How many kafka connect clusters are optimal?


I use Kafka with Strimzi operator and I am wondering if there is a optimal number of kafka connect clusters I should make. I have a medium sized infrastructure with around 50 different business logic use cases so I created 50 kafka clusters - one for each.

Now this naming is a bit strange, but in Strimzi "cluster" is actually of type KafkaConnect.

The reasons for creating more "clusters" are:

  • these kafka connects have group.id so it's easier long term if I just have 1 cluster for each use case.
  • security, because each cluster has its own user.

Is this approach wrong or is it OK?


Solution

  • I do not think there is a simple yes or no answer to this. Each mode has some pros and some cons.

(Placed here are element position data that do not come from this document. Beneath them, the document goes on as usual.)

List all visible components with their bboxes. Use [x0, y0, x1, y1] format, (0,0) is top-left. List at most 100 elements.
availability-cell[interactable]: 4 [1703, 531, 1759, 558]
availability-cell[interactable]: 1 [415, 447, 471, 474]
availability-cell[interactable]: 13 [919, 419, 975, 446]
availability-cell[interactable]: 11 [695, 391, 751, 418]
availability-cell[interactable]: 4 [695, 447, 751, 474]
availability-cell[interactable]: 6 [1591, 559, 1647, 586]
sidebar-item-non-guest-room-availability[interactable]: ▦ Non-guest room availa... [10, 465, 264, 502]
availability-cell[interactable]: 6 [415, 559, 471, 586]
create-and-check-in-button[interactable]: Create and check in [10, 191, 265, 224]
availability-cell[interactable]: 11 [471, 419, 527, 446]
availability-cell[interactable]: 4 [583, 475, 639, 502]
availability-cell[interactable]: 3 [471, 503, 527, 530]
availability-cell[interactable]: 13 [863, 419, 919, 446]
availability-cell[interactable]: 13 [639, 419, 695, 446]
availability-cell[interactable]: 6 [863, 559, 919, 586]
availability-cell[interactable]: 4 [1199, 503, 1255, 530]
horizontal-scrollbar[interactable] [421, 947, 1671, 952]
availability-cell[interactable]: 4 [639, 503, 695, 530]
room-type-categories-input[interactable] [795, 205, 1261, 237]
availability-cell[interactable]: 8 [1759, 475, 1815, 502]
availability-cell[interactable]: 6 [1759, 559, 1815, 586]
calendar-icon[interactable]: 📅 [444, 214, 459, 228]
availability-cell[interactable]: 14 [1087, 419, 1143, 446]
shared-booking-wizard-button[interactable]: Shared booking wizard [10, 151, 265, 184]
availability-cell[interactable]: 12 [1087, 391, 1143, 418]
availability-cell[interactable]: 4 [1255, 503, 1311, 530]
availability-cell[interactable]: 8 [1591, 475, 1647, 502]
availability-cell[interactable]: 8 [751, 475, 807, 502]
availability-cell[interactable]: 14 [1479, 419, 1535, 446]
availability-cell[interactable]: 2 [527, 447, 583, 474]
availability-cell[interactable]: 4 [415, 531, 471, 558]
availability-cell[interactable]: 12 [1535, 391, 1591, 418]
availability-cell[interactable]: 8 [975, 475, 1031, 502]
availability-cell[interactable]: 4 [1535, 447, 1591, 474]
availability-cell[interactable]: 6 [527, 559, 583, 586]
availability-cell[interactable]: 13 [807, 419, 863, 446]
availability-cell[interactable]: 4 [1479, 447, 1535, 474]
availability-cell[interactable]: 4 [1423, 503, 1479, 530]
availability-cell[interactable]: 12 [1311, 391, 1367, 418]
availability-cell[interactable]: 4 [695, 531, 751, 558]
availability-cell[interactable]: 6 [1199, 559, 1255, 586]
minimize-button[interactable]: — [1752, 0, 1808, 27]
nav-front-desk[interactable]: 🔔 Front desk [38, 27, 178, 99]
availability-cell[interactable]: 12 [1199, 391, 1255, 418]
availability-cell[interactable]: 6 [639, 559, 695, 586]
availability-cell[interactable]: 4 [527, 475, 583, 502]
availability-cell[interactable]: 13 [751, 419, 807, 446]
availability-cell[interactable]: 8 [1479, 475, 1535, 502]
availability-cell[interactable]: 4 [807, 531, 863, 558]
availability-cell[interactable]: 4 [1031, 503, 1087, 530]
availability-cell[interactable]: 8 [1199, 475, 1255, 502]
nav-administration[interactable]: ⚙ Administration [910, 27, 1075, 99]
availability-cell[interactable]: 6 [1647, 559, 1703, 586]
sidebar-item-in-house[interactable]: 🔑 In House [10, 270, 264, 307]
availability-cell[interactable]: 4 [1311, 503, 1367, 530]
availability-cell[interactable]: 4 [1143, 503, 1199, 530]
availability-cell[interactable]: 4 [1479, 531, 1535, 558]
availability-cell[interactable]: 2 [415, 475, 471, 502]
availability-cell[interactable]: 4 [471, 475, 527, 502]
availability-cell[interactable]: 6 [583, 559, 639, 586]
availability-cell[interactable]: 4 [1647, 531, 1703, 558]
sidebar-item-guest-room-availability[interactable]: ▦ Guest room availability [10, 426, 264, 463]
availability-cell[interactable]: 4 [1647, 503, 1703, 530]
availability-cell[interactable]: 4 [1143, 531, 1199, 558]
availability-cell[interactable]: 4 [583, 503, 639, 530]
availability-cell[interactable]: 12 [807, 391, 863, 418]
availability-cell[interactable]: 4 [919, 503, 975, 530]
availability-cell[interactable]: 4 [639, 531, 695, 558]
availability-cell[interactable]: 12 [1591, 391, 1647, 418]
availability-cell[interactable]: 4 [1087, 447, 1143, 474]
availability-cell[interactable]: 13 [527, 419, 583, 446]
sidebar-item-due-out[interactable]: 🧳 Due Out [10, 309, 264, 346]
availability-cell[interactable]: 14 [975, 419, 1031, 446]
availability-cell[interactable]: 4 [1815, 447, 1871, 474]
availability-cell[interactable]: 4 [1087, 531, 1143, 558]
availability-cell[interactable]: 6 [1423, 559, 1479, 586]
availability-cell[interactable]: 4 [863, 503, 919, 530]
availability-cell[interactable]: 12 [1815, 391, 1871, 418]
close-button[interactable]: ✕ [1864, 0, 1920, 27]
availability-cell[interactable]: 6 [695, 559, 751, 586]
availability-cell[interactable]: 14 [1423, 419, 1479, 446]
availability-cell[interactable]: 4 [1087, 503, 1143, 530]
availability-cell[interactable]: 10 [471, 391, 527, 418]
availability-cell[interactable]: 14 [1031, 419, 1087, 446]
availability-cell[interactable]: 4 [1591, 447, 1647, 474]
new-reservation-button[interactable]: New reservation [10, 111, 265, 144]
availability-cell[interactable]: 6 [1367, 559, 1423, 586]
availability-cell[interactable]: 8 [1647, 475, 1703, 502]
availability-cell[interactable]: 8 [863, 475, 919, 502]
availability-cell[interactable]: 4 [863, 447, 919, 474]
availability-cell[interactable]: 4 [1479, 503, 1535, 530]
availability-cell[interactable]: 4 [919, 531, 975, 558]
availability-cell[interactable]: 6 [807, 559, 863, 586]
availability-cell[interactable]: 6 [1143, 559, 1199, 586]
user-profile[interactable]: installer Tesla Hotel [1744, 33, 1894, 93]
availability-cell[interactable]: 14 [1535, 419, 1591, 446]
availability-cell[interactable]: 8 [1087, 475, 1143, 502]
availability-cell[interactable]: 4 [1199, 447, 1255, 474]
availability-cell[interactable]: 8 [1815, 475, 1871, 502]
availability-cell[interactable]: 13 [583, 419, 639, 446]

    Running separate Connect clusters for each project has a lot of advantages:

    • Better isolation of resources: you can say how much CPU and memory you give to the Connect cluster used by this project. With one shared cluster, you cannot control how much CPU or memory will each project get.
    • Better security isolation: The various user credentials used by one project will not be easily accessible by other projects.
    • Less interdependencies between the projects: With each project having their own Connect cluster, it is much easier for them to for example use different versions of the same connector. With one big cluster, they would all need to use the same version of any connector.
    • Less disruption: A rolling update needed for one project (e.g. to add a new connector plugin) would not affect all the other projects.

    But the shared cluster has also some advantages:

    • Smaller running costs: With many separate Connect clusters, the sum of all resources used by them will be likey higher than with one big cluster because of the overhead per-Connect-cluster as well as the JVM overhead.
    • Easier operations: Strimzi should make it easier for you to manage the clusters. But it might still be easier to monitor one big cluster than 50 small clusters.
    • Less overhead in the Kafka brokers: As each Connect cluster will have its own topics and partitions, you will have 50-times more topics and partitions in your Kafka cluster compared to having one big cluster just to run the Connects. So this will put some increased load on the Kafka brokers as well.

    But I'm afraid that at the end, it is up to you to pick which mode you prefer. There are many users who love that they can save the resources with one big Connect cluster. But there are also many users who actually want to have a separate cluster for each Connector or each project as well. So it depends on what is more important for you from all the pros and cons.